Thursday, January 22, 2009
No Takers
Late last fall Saddam Hussein's megayacht, Ocean Breeze, finally got a for-sale sign. Now, two months later, that for-sale sign is still swinging in, well, the breeze (pun intended). The former dictator's 270-foot vessel is now making its way back to Basra, Iraq, courtesy of the Iraqi government. It had been moored in France where it waited for a nearly yearlong ownership battle to play out in the courts (see "Winds of Change," in our February issue).
Built in 1981, the megayacht sports a mini-operating theater, a helicopter landing pad, bathrooms with gold-plated fixtures and a secret passageway.

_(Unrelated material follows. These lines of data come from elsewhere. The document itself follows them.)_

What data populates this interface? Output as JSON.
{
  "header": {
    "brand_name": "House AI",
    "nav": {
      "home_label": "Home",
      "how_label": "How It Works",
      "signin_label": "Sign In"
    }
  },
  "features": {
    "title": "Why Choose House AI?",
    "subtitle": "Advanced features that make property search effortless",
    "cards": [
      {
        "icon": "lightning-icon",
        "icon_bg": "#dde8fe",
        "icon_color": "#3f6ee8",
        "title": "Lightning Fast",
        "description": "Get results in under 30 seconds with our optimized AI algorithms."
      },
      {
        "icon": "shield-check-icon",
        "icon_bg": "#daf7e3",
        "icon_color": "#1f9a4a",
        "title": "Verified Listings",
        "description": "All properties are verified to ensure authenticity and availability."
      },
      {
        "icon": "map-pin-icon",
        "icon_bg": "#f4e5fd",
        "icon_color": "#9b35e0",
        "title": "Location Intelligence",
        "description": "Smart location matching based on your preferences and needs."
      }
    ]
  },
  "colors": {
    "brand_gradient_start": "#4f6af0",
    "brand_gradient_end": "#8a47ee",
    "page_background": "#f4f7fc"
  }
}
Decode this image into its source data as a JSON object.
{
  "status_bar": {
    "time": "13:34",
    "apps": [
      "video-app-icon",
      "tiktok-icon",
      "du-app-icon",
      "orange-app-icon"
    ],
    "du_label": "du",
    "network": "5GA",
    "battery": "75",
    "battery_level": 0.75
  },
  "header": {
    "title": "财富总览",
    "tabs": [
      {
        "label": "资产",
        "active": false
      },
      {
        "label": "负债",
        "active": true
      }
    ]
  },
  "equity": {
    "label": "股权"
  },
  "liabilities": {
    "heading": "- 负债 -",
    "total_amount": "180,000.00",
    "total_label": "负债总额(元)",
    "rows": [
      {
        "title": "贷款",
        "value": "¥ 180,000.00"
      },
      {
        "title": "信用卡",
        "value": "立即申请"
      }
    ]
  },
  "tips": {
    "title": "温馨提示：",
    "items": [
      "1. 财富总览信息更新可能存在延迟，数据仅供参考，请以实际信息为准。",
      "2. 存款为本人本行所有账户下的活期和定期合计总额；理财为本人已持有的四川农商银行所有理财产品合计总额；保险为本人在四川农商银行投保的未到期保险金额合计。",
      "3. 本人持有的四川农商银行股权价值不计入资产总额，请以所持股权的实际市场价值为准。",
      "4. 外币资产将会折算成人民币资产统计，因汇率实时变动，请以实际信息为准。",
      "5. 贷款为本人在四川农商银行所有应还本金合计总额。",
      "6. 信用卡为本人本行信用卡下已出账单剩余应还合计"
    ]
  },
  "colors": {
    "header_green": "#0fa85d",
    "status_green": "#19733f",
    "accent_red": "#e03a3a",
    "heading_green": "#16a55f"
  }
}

When it hit the market in November industry experts expected it to fetch approximately $30 million; however, as the global economic crisis rages most buyers are tightening their purse strings, sitting on the sidelines until the markets take a turn for the better.
According to a statement from Iraqi government spokesman Ali al-Dabbagh, the Iraqi finance ministry had been instructed to pay about two percent of Ocean Breeze's value to a lawyer handling the paperwork. In addition, it had to pay mooring fees and the charges of a Greek company that had been maintaining the megayacht. To avoid continued mooring fees—and possible lawsuits concerning them—the government decided to bring the Ocean Breeze home.